The error rate for IE has dropped significantly in Sauce Labs' testing of Web sites and Web apps. Sauce Labs

Microsoft is making progress revamping Internet Explorer to shuck its bad reputation among Web developers, newly released measurements of browser reliability show.

Sauce Labs' Selenium service has run 55 million automated tests of Web sites and Web apps over the years, and the company kept track of the results. Although IE was the worst performer overall, newer versions show much lower rates of troubles bad enough to crash the browser, according to a Sauce Labs blog post Tuesday.

Overall, IE's error rate was 0.25 percent. But that's largely because of IE6's 0.31 percent rate and IE7's 0.29 percent rate. IE8 dropped to 0.22 percent, IE9 to 0.1 percent, and the latest halves that again.

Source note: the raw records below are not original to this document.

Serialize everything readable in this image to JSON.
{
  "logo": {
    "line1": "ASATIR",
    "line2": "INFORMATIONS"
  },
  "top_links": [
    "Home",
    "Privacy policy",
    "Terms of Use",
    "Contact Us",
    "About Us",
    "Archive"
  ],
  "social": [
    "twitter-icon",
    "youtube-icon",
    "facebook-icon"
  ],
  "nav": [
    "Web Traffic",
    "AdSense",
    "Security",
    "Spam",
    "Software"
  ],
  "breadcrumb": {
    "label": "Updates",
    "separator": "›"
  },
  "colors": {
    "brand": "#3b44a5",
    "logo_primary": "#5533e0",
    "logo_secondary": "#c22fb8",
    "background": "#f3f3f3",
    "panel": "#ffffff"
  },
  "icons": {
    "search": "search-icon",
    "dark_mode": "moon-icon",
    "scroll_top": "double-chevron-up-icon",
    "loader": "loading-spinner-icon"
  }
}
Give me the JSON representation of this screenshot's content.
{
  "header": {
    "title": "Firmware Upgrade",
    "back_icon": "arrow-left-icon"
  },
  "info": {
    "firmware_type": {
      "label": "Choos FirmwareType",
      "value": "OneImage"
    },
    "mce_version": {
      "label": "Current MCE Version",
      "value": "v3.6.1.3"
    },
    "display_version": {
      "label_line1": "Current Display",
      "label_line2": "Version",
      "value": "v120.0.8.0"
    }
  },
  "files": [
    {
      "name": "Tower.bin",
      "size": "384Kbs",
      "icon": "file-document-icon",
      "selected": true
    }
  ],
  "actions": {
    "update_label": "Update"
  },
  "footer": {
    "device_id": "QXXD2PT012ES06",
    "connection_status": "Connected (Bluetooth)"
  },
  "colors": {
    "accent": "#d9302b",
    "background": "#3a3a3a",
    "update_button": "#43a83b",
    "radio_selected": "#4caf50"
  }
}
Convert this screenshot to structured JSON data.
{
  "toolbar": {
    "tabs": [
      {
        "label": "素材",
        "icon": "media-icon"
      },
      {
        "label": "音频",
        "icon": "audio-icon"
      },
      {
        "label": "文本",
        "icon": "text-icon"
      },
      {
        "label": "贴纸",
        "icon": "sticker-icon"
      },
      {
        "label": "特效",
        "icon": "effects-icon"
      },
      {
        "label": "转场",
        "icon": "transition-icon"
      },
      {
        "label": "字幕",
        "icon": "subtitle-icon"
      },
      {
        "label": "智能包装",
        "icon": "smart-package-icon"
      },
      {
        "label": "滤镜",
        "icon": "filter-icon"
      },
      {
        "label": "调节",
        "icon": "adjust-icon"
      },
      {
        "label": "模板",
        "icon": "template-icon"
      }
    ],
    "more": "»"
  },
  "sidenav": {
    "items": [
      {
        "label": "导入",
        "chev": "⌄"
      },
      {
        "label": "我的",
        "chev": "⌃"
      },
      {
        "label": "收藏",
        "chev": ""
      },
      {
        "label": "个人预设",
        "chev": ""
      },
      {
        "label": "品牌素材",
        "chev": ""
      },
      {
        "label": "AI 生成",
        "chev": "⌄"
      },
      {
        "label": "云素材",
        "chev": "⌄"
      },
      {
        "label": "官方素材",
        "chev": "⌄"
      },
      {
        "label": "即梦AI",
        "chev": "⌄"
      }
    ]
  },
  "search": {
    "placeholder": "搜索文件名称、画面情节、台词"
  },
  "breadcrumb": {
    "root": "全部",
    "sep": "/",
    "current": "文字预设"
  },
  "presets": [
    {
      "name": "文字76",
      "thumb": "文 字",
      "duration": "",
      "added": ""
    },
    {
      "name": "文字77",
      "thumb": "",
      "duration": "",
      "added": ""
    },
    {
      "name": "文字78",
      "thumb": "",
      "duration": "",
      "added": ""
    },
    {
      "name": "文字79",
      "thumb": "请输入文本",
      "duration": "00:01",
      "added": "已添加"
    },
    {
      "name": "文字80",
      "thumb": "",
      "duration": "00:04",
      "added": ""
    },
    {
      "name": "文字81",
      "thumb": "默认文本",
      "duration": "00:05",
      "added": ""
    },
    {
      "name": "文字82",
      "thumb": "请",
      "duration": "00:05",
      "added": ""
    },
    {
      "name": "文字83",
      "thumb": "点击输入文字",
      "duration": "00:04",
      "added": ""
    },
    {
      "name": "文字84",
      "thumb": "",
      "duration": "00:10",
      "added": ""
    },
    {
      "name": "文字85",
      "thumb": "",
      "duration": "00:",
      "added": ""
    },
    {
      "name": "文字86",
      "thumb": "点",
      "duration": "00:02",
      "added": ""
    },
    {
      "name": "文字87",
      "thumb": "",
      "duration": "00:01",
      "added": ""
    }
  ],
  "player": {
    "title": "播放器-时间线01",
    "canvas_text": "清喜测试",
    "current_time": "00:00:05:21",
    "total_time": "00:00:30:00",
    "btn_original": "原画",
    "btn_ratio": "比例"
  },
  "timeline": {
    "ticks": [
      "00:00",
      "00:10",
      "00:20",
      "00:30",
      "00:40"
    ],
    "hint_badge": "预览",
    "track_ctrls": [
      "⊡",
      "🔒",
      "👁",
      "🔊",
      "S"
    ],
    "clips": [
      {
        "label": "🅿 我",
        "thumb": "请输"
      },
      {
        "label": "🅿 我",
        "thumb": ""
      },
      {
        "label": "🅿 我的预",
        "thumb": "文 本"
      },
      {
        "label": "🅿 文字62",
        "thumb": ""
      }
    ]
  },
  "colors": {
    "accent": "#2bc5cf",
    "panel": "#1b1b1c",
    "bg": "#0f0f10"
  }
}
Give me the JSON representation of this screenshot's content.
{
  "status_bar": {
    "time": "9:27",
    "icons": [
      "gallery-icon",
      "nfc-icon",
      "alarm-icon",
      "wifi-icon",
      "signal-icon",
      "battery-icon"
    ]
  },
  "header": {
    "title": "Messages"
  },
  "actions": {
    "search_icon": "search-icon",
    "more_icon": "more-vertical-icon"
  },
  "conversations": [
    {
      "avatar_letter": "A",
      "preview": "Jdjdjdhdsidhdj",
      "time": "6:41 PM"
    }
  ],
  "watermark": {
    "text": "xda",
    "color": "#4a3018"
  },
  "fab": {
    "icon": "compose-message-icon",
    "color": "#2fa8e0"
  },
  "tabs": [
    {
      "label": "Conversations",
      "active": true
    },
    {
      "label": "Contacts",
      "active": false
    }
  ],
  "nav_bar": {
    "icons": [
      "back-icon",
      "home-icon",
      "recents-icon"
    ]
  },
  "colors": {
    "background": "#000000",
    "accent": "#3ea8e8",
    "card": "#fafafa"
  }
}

"Microsoft has been so good at squashing their historically high error rates that IE 10 has an impressive 0.05 percent error rate," Sauce Labs' Lauren Nguyen said.

Sauce Labs' Selenium service to test Web sites and Web apps has found Microsoft's IE to be the browser most prone to crashes.
Sauce Labs' Selenium service to test Web sites and Web apps has found Microsoft's IE to be the browser most prone to crashes. Sauce Labs

Comparing the latest versions of major desktop browsers, Safari 6 is the worst, with a 0.2 percent error rate. Next comes Opera 12 at 0.08 percent, then IE10. "Chrome 27 and Firefox 22 have virtually nonexistent error rates," Nguyen said.

Sauce Labs offers automated testing to developers who don't want the hassle of maintaining test machines for many combinations of browsers and operating systems.